次に、これらの前提条件から、どの程度の吸着量が要求されるかを試算した。試算に当たり、小型内航船の代表例として下記に示すガス流量を参考にした。

 

新潟鐵工所における脱硝装置搭載船脱硝装置搭載船の運転条件

100%負荷相当時:ガス量=7,400m3[normal]/h、SV=6,600h-1

75%負荷相当時:ガス量=5,600m3[normal]/h、SV=4,990 h-1

 

これに加えて先に示した前提条件を仮定して必要吸着量を求めた。

・アイドリング時間は10分間で排出NOx濃度は1,000ppmとする。

また、この時のガス 排出量はSV=1,100 h-1とする。

(100%負荷相当時の1/6)

・離岸〜定常運転までの20分間で触媒温度が300℃まで到達し、

この間のNOx排出量は平均して2,000ppm、平均SV=5,000 h-1

とする。

・吸着剤の初期吸着能力100%

 

したがって、これらの条件から、

10/60h×1,100 h-1×0.001 + 20/60h×5,000 h-1×0.002

= 3.5 cm3 /cm3・cat

のNOx吸着容量が必要と見積もられる。

また、アイドリングが長くエンジン始動後アイドリングを含めて80分間(アイドリング60分間)で触媒温度が300℃まで到達すると仮定すると、必要な吸着量は4.4cm3 / cm3・catとなる。

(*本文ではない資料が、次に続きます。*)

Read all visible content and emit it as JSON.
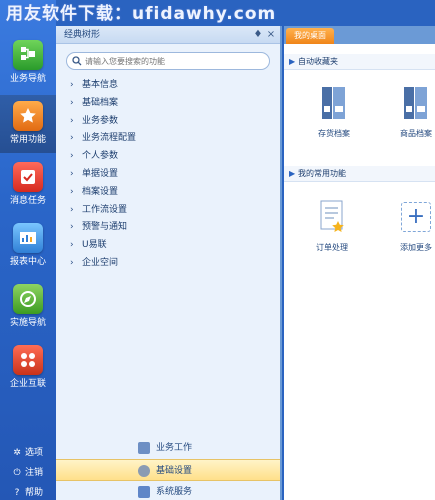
{
  "watermark": "用友软件下载：ufidawhy.com",
  "nav": {
    "items": [
      {
        "label": "业务导航",
        "icon": "business-nav-icon"
      },
      {
        "label": "常用功能",
        "icon": "star-icon"
      },
      {
        "label": "消息任务",
        "icon": "message-task-icon"
      },
      {
        "label": "报表中心",
        "icon": "report-center-icon"
      },
      {
        "label": "实施导航",
        "icon": "compass-icon"
      },
      {
        "label": "企业互联",
        "icon": "enterprise-link-icon"
      }
    ],
    "bottom": [
      {
        "label": "选项",
        "icon": "gear-icon"
      },
      {
        "label": "注销",
        "icon": "logout-icon"
      },
      {
        "label": "帮助",
        "icon": "help-icon"
      }
    ]
  },
  "panel": {
    "title": "经典树形",
    "pin_glyph": "♦",
    "close_glyph": "×",
    "search_placeholder": "请输入您要搜索的功能",
    "tree": [
      "基本信息",
      "基础档案",
      "业务参数",
      "业务流程配置",
      "个人参数",
      "单据设置",
      "档案设置",
      "工作流设置",
      "预警与通知",
      "U易联",
      "企业空间"
    ],
    "bottom": [
      {
        "label": "业务工作",
        "selected": false
      },
      {
        "label": "基础设置",
        "selected": true
      },
      {
        "label": "系统服务",
        "selected": false
      }
    ]
  },
  "desktop": {
    "tab": "我的桌面",
    "favorites_title": "自动收藏夹",
    "favorites": [
      "存货档案",
      "商品档案"
    ],
    "common_title": "我的常用功能",
    "common": [
      "订单处理",
      "添加更多"
    ]
  },
  "colors": {
    "accent": "#2a63c0",
    "tab": "#f08519",
    "selected": "#ffe08a"
  }
}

逆に、アイドリングをほとんどせずエンジン始動後すぐに離岸し、20分間で触媒温度が300℃まで到達すると仮定すると、必要な吸着量は3.3 cm3 / cm3・catとなる。

これらの検討結果から、吸着剤にもとめられるNO吸着能力としては吸着剤1cm3 あたり3.3 〜4.4cm3の範囲と試算した。